「“ポップ”には、発信する人と受信する人をつなぐっていう意味があるんです。このアルバムも、私と聴いてくれる人がもっと密につながれるきっかけになってくれたら嬉しいですね。でも、曲を作るときの気持ちは以前とまったく変わってないんですよ。自分自身のことを正直に歌いたい、っていうのがいちばん大事なので」
自らのリアルな経験、そこに生まれる感情がストレートに反映された彼女の音楽。その素晴らしさが端的に現れるのは、やはりラブソングだろう。アルバムの先行シングルとしてリリースされる「いつの日も」も、そう。ドラマティックなメロディを持つこの曲は、“好きという気持ちを、まっすぐに伝えたい”という彼女の切実な思いから生まれたという。
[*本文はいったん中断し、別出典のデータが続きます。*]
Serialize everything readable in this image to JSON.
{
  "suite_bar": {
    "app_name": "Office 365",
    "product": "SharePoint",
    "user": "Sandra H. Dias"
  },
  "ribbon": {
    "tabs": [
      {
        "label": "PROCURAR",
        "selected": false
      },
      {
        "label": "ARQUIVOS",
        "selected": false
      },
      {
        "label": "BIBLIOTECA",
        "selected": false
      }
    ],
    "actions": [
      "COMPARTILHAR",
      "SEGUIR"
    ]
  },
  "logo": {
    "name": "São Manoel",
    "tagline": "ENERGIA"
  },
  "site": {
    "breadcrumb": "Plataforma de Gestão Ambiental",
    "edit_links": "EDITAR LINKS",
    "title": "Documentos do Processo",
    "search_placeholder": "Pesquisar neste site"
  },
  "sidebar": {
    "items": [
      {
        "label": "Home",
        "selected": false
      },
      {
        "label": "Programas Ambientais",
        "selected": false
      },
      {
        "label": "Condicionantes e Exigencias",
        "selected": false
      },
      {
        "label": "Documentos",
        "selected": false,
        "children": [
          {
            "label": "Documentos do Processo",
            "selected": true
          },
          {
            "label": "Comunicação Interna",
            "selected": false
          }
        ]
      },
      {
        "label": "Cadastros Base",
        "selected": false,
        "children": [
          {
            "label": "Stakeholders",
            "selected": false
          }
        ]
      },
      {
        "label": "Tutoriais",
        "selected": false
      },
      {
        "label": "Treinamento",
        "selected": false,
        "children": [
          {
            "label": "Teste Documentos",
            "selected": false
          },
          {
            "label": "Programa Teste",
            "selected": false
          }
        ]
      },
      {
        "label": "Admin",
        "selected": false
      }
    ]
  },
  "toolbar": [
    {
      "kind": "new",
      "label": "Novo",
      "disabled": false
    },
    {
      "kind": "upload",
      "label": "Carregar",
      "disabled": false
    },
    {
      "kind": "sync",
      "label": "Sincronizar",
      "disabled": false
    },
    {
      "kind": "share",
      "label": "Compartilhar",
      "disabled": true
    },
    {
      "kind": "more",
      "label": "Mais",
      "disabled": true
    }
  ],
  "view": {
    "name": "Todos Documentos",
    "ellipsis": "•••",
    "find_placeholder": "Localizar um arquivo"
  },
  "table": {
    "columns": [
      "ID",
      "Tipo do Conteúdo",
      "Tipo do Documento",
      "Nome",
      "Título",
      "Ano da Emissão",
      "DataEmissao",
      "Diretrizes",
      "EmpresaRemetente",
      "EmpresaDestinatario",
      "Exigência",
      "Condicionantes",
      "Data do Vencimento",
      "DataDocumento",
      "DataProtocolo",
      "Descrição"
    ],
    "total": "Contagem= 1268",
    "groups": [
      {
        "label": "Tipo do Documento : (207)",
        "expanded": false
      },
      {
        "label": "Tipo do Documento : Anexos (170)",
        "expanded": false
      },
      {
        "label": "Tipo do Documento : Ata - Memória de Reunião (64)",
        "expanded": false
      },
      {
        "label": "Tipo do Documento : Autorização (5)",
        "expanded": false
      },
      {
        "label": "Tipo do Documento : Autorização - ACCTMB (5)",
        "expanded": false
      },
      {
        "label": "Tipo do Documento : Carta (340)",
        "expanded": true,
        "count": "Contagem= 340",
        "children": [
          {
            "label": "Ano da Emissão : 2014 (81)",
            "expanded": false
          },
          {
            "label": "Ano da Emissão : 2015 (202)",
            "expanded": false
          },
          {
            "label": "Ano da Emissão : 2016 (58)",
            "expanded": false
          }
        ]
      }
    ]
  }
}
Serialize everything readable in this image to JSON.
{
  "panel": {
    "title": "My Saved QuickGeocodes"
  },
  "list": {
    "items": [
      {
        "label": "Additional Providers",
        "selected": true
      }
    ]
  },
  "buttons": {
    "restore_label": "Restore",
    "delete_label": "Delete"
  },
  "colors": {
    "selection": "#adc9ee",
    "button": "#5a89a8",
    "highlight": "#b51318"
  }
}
「去年、すごく好きだった人とさよならをしちゃくちゃいけなくなったんです。人と人として初めて正面から向き合えた人だったし、信頼しつつ、いっしょにがんばってきた人でもあったから、その終わり方はすごく悲しくて。そのとき、考えたんですよね。どんなに幸せでも、いつか必ず終わりが来る。だからこそ、この一瞬一瞬を大切に刻みながら、大事な人を余すところなく伝えられたらいいなって」
アコースティックギターの弾き語りによる「都合の良い女の唄」も、魅力的なラブソングのひとつ。女の子の複雑で繊細な恋愛感情をテーマにしたこの曲、たとえば「あなたの気持ちに気づいてて/簡単すぎて/知らんぷりした」という歌詞に思わず共感してしまう人も多いのではないだろうか。
「“相手が自分に好意を持ってる”ってわかってて知らんぷりしたのに、じつはどこかで気になってる――そういうことって、意外と多いと思うんですよ。で、その男の人がほかの女性に行っちゃうと、ちょっと寂しくなってしまったり。自分でも“ずるいな、わがままだな”って思うけど、女の子はみんな、お姫様でいたいんですよ(笑)。特に私は一人っ子だったこともあって、まわりの人がみんなこっちを見てないとイヤなんですよね…」
また、彼女自身も「自分のことを上手く言い当てられた」という「ポーカーフェイス」も印象的。
「この曲を書いたのは高校生の頃なんですけど、当時の私はいつも冷静で、人前でなかなか感情を出すことがなかったんです。それにはちゃんと理由があって、“本当の気持ちは、大事な人の前だけで見せたい”と思ってたんですよね。100人の人に1の感情を見せるんじゃなくて、1人の人にすべての感情を知ってほしい。それは、いまもぜんぜん変わってないですね」
さらに「私がマリリン・モンローみたいに可愛かったら、好きな男の子もずっとこっちを見てくれるのに、っていう妄想」から生まれたという「モンロー」(エレクトロ系のサウンドが新鮮!)、“彼は自分のことを見てない”とわかっていても、どうしても好きな気持ちを捨てられない女性を描いた「わかるの」など、恋する女の子の気持ちを捉えた楽曲がたっぷり味わえる本作。二十歳になったばかりの彼女も、しっかりとした手ごたえを感じているようだ。
「デビューからの1年は“これから、どんなふうに自分を見せていきたいか”ということがわからず、苦しいときも多かったんです。でも、自信を持って“いいアルバムが出来ました。聴いてください”って言える作品が出来て良かったなって。二十歳の目標? うーん、もうちょっと、自分のことを客観的に見れるようになりたいかな。フィジカルとメンタルの両方をきちんとコントロールできる二十歳になりたいです(笑)」
3月からは初の全国ツアー「阿部真央らいぶNo.1」もスタート。どこまでもリアル、そして、どこまでも切実な彼女の歌をぜひ、体感してほしい。